The match cut mechanic gives you the power of the director to say (over the shoulder of their editor) “cut here!” So it’s very expressive and personal because you’re able to cut off of anything, pick the frame, the object. But the other side to it, which is definitely a bit more progressive, is that this isn’t a predictable thing. You say, “Cut off the apple!” and the game cuts off the apple but the game decides where to cut to, which other piece of fruit to jump to as the next part of the montage. There’s this clever AI that’s deciding what would be a good point to cut to. 

So it’s a bit like those party games where it’s teamwork-based, and you’re throwing your contribution in, but then the person you’re playing with picks up the ball and runs with it. I’m always trying to capture a certain kind of magic in my games and I think here it’s more fun because it’s slightly out of your control. Perhaps magic has to feel slightly out of control for it to be magic.

Is it fair to say that Her Story, Telling Lies and Immortality effectively form a trilogy?

I am one of the few people in videogames to announce a trilogy and then deliver one! I am a big fan of ambitious structures and composition. So a big part of this one was the idea of telling a story through three stories—see the shifts in cinema around these pivotal periods, try and get under the skin of this actress through watching three of her movies. It’s the insight you get if you’re a cinephile and you go see some clever double bill, or you go to the arthouse cinema for a retrospective. Watch a Rita Hayworth triple bill—Gilda, Lady from Shanghai, Only Angels have Wings—are you getting closer to a sense of who Rita Hayworth was? I think that’s similar to the other games. 

If Her Story showed that digging into testimony with the scrutiny of a detective could bring the story to life more; if Telling Lies invited you to obsess over these people’s lives like a police spy; here we’re encouraging you to bring a cinephile’s eye to this story and making that easy for you. All these games are about giving you license to be more obsessive than you might be otherwise. To be as obsessive as I am when I’m writing these things. 

Does the thematic and stylistic through-line between these games effectively make you an auteur?

Be careful throwing the auteur word around! As much as I knew auteur theory was a critical tool, not a way of working, when I was answerable to bigger publishers I was happy to advocate for the recognition of auteurs—mostly because (a) the publishers generally liked to hide any real credit for the individuals who made stuff but mostly (b) the idea of an auteur leading a project was one of the few instances where someone was allowed to actually write, direct a game and have some control over its story and execution.

My thinking was: “This auteur thing is not really what people think it is, but if we can wave it around and get left alone to tell stories, maybe it’s ok”. That said, games absolutely need more authorial power. We need to elevate the writing and writers more. So if we focus on the ‘author’ aspect and not the ‘boss who shouts a lot’ aspects, I’m still happy to back the idea.

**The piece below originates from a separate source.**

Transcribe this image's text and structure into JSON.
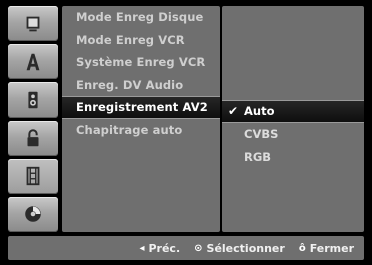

Games, in general, lack personal stories once you hit a certain scale of production. I love to play a game and feel like I’m plugging into someone else’s brain in the way I often do when I read a book or watch a good movie. Part of the pitch to myself with Immortality was to run as far as possible in a direction that felt specifically and uniquely interesting to me. The stories I love in other mediums are always those where it feels the people making them didn’t give a f**k what anyone thought—there’s a fine line between that and self indulgence, but I think it generally gets you to more interesting places. 

Big games can be as risk averse as event movies, so if I can do even the tiniest bit of work in swinging the dial towards d-g-a-f games, I’m happy to try. Luckily on this one I have a bunch of other authors helping out (Allan Scott, Amelia Gray, Barry Gifford), so we’re really overflowing with authorial power and everyone was so excited by the novelty of writing for videogames that there were very few f**ks given.